For the corporate expense line, what should we be modeling for that for the rest of the year?
- CFO
It's something which has the overs and unders in there.
It has some unallocated f foreign exchange gains and losses there.
It's hard to give you guidance.
It's a small number, Robert.
And the number for this year is about even.
You know, about, you know, somewhere between 35 to $40 million of expenses which we typically have had in there.
- Analyst
So about 10 a quarter?
- CFO
Nine to ten a quarter.
- Analyst
Nine to ten a quarter.
And can you just give us the sales amounts on the acquisitions that you closed?
In the healthcare?
- CFO
The sales amounts were about probably four-four-four $40 million on an annual basis.
So it's about $40 million of sales and you spent about $40 million for them.
Slight--Slightly over the $40 million, 42.
- Analyst
Okay.
Close enough.
One last question.
In terms of acquisitions, what are your priorities now?
You talked a few years ago on the electronics side as a big priority.
You made Ashland, is that still a focus?
I'm just trying to get a sense where your head is in terms of acquisitions.
- CFO
As far as acquisitions are concerned, you know, they are done to support the growth strategies, as we would look here and to support our businesses.
So, if a good acquisition comes along which is going to make solid investment, add shareholder value we'll do it but we are not out shopping for acquisitions just for the sake of growth, they've got to fit in with our growth strategies and the things we are doing.
- Analyst
Is electronics still a priority?
- CFO
Absolutely.
Electronics is a priority here.
And, Robert, on the sales on healthcare, I gave you a bad number there.

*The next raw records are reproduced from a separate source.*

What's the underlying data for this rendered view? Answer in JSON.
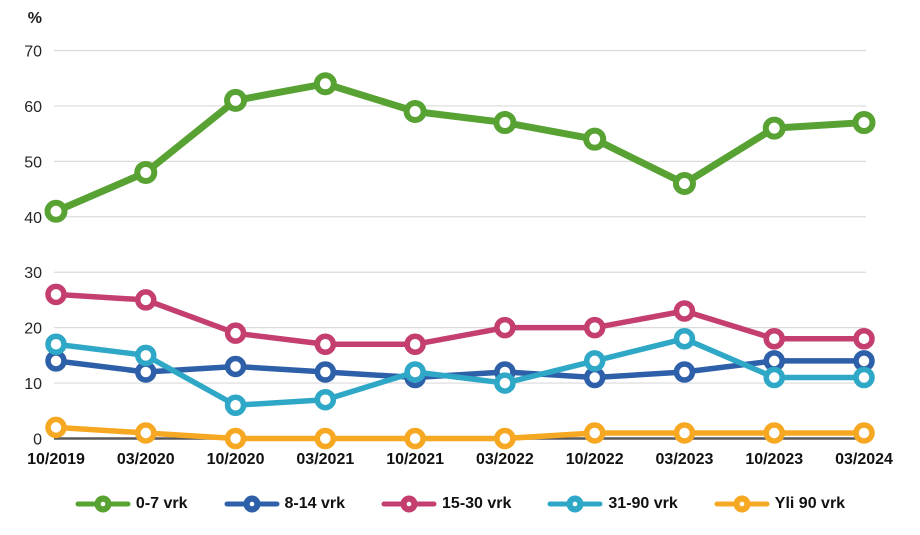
{
  "chart_data": {
    "type": "line",
    "title": "",
    "ylabel": "%",
    "xlabel": "",
    "ylim": [
      0,
      70
    ],
    "yticks": [
      0,
      10,
      20,
      30,
      40,
      50,
      60,
      70
    ],
    "grid": true,
    "legend_position": "bottom",
    "categories": [
      "10/2019",
      "03/2020",
      "10/2020",
      "03/2021",
      "10/2021",
      "03/2022",
      "10/2022",
      "03/2023",
      "10/2023",
      "03/2024"
    ],
    "series": [
      {
        "name": "0-7 vrk",
        "color": "#57A233",
        "values": [
          41,
          48,
          61,
          64,
          59,
          57,
          54,
          46,
          56,
          57
        ]
      },
      {
        "name": "8-14 vrk",
        "color": "#2E5FA9",
        "values": [
          14,
          12,
          13,
          12,
          11,
          12,
          11,
          12,
          14,
          14
        ]
      },
      {
        "name": "15-30 vrk",
        "color": "#C43F70",
        "values": [
          26,
          25,
          19,
          17,
          17,
          20,
          20,
          23,
          18,
          18
        ]
      },
      {
        "name": "31-90 vrk",
        "color": "#2FA8C7",
        "values": [
          17,
          15,
          6,
          7,
          12,
          10,
          14,
          18,
          11,
          11
        ]
      },
      {
        "name": "Yli 90 vrk",
        "color": "#F7A823",
        "values": [
          2,
          1,
          0,
          0,
          0,
          0,
          1,
          1,
          1,
          1
        ]
      }
    ],
    "colors": {
      "axis_line": "#58595B",
      "gridline": "#DBDBDB",
      "marker_fill": "#FFFFFF",
      "tick_label": "#262626",
      "category_label": "#111111"
    }
  }
}
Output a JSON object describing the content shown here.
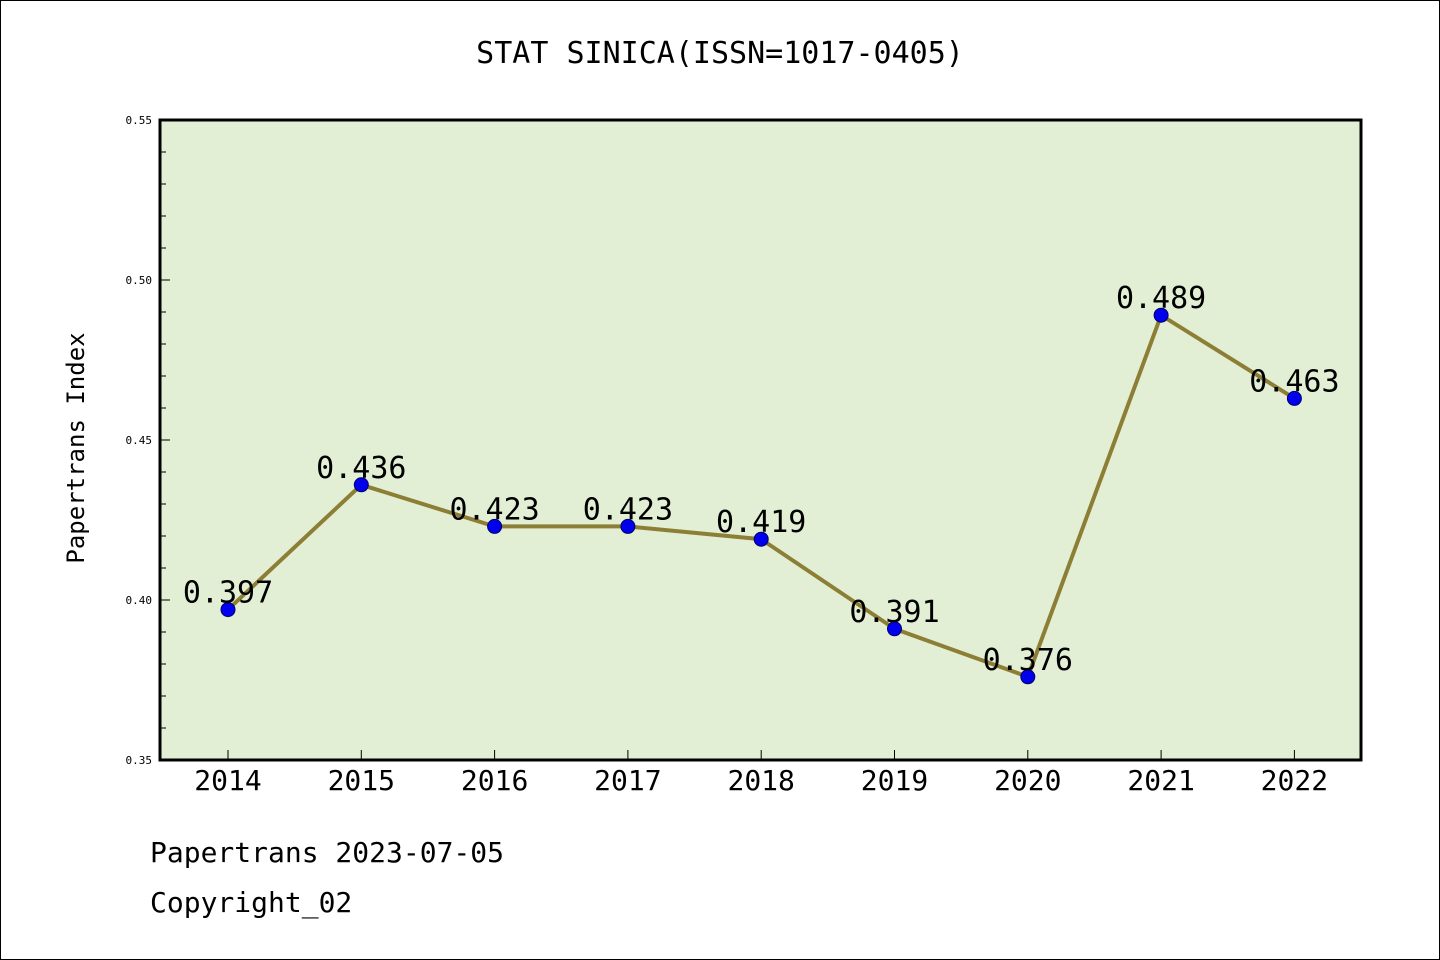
{
  "footer": {
    "line1": "Papertrans 2023-07-05",
    "line2": "Copyright_02"
  },
  "chart_data": {
    "type": "line",
    "title": "STAT SINICA(ISSN=1017-0405)",
    "xlabel": "",
    "ylabel": "Papertrans Index",
    "categories": [
      "2014",
      "2015",
      "2016",
      "2017",
      "2018",
      "2019",
      "2020",
      "2021",
      "2022"
    ],
    "values": [
      0.397,
      0.436,
      0.423,
      0.423,
      0.419,
      0.391,
      0.376,
      0.489,
      0.463
    ],
    "data_labels": [
      "0.397",
      "0.436",
      "0.423",
      "0.423",
      "0.419",
      "0.391",
      "0.376",
      "0.489",
      "0.463"
    ],
    "ylim": [
      0.35,
      0.55
    ],
    "yticks": [
      "0.35",
      "0.40",
      "0.45",
      "0.50",
      "0.55"
    ],
    "grid": false,
    "colors": {
      "plot_background": "#e2efd5",
      "line": "#8c7f35",
      "marker": "#0000ee",
      "marker_edge": "#000066"
    }
  }
}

It's probably around 30 or $35 million.
- Analyst
Thirty to thirty-five.
- CFO
As far as the sales in those healthcare, I gave you.
Forty was the cost there.
- Analyst
Thanks a lot.
- CFO
Yeah.
Operator
And just as a reminder that is star 1 if you have any questions or comments.
Next we'll go to Jeff Cianci for a follow-up question with UBS.
- Analyst
Hey, guys.
- CFO
Hey, Jeff.
- Analyst
Just a clarification for what you said on the Cap Ex.
Is the whole Delta '05 versus '04 hydrogen?
It seems like a big jump.
- CFO
It is not all-- it is not entirely hydrogen.
There is some pickup in Asia and there is a little pickup in electronics as we look at it.
The bulk of it, Jeff.
- Analyst
So you think 900 is if you take the big picture?
- CFO
I'm sorry?
I missed you.
- Analyst
I think the big picture.
Nine hundred is roughly a third of that hydrogen?
Or less than 300?
- CFO
No, the spending is probably more than that.
- Analyst
More than a third of the total?
- CFO
Right.
- Analyst
Interesting.
Ok.
And, finally, on equipment.
I want to understand the nature of that backlog.
You got these APX, bigger units.
I presume-- How quickly you can move them through the shop?
How does that track?
Can you do eight at a time?
Are they higher profits than the old ones?
- CFO
Yes, basically takes two years to take and move these things through the shop.
So depends upon the scheduling, on the winding [ph] stations, it depends upon our productivity.
It takes about two years.
We will work with our customers to make sure we keep the market fed on these things.
- Analyst
Are they higher margins, Paul, or same as the old margins?
- CFO
No, margins are good on these things and we obviously have given efficiencies to these people so we expect to be paid for our patented technology here.
- Analyst
Right.
How many can you put in there at one time?
- CFO
We're not going to comment on our capacity to do that.
- Analyst
Are you bumping capacity now?
Or have you got plenty of growth potential there?
- CFO
As far as now and the loading is good.
The loading is very good right now, Jeff.
- Analyst
All right.
Thanks, Paul.
Operator
And there are no further questions at this time.
I'll turn the call back over to you for any closing or additional remarks.
- Director, Investor Relations
Thank you very much.
Just wanted to thank everyone for taking the time to join us today and wish everyone a great day.
Thank you.
Bye-bye.
Operator
And that does conclude today's conference.
Thank you for your participation and have a wonderful day.